NEW YORK (Reuters) - The Wall Street Journal soon will begin charging people to read the paper on mobile devices such as their BlackBerrys, the paper’s owner Rupert Murdoch said on Tuesday.
The move, which News Corp CEO Murdoch announced at a Goldman Sachs conference in New York, is an attempt to find a new way for the business daily to make more money from an increasingly popular way for people to access their news.
The Journal will start charging for mobile access “in one to two months,” Murdoch said.
Under the plan, people who do not subscribe to the Journal would pay $2 a week for mobile access, and subscribers would pay $1 per week. Subscribers to both the print and online version of the paper will get mobile for free.

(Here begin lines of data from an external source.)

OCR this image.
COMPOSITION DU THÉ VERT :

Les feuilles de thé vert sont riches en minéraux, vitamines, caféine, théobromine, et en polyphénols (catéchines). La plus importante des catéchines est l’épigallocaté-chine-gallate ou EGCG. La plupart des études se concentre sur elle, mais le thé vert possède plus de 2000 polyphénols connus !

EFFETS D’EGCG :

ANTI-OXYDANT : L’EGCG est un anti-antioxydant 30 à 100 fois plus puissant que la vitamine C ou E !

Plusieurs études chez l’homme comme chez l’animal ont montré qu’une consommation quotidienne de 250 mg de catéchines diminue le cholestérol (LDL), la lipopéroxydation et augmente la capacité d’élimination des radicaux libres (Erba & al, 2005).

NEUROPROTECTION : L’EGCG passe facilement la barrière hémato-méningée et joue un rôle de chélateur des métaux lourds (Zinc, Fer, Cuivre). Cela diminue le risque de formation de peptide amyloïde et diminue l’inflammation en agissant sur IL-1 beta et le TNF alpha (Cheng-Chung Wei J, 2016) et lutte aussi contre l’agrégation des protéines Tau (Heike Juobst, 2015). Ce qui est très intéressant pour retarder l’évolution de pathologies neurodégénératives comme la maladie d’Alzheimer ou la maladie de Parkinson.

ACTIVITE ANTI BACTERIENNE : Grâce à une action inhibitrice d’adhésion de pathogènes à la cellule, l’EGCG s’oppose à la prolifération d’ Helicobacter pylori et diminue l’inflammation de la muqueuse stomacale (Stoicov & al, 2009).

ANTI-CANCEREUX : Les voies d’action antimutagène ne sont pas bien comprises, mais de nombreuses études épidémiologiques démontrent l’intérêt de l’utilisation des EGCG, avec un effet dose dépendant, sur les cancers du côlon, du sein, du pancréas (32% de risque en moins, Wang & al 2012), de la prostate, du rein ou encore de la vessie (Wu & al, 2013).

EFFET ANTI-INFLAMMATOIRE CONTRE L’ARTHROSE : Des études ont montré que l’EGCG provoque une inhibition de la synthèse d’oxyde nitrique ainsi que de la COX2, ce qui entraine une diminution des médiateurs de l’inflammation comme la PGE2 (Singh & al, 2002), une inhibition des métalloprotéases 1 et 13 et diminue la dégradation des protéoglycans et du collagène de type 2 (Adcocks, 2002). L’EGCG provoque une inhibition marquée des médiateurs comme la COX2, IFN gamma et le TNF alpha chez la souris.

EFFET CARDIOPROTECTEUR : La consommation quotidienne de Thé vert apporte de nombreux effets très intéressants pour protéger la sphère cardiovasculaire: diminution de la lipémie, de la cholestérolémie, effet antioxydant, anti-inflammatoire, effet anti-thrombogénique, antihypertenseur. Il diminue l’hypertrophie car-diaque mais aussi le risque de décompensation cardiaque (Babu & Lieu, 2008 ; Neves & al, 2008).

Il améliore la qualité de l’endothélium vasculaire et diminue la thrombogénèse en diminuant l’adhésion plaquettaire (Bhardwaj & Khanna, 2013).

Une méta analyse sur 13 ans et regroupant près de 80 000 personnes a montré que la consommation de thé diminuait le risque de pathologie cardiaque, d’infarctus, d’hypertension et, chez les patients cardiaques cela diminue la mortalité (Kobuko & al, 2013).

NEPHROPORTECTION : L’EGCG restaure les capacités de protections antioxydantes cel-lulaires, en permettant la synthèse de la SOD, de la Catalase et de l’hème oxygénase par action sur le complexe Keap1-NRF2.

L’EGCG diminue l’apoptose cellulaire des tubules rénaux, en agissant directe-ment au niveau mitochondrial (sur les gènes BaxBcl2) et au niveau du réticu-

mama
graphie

Charging for mobile access is one of the boldest ways yet that a U.S. newspaper has tried to increase revenue, at a time when falling circulation and print advertising revenue is threatening the survival of many newspapers.
The Wall Street Journal is one of the few U.S. newspapers that has successfully charged for access to news on the Internet.
This year, many U.S. newspaper publishers have been debating different ways to get people to pay for news online. It is unclear if any of them will work.
At the Goldman Sachs event, Murdoch said the environment for advertising is “very much better” than three or four months ago — a view echoed by a number of other industry executives.
He added that the company was mulling options such as subscriptions and pay-per-view for Hulu, the popular online video destination founded by News Corp and NBC Universal, which is majority owned by General Electric.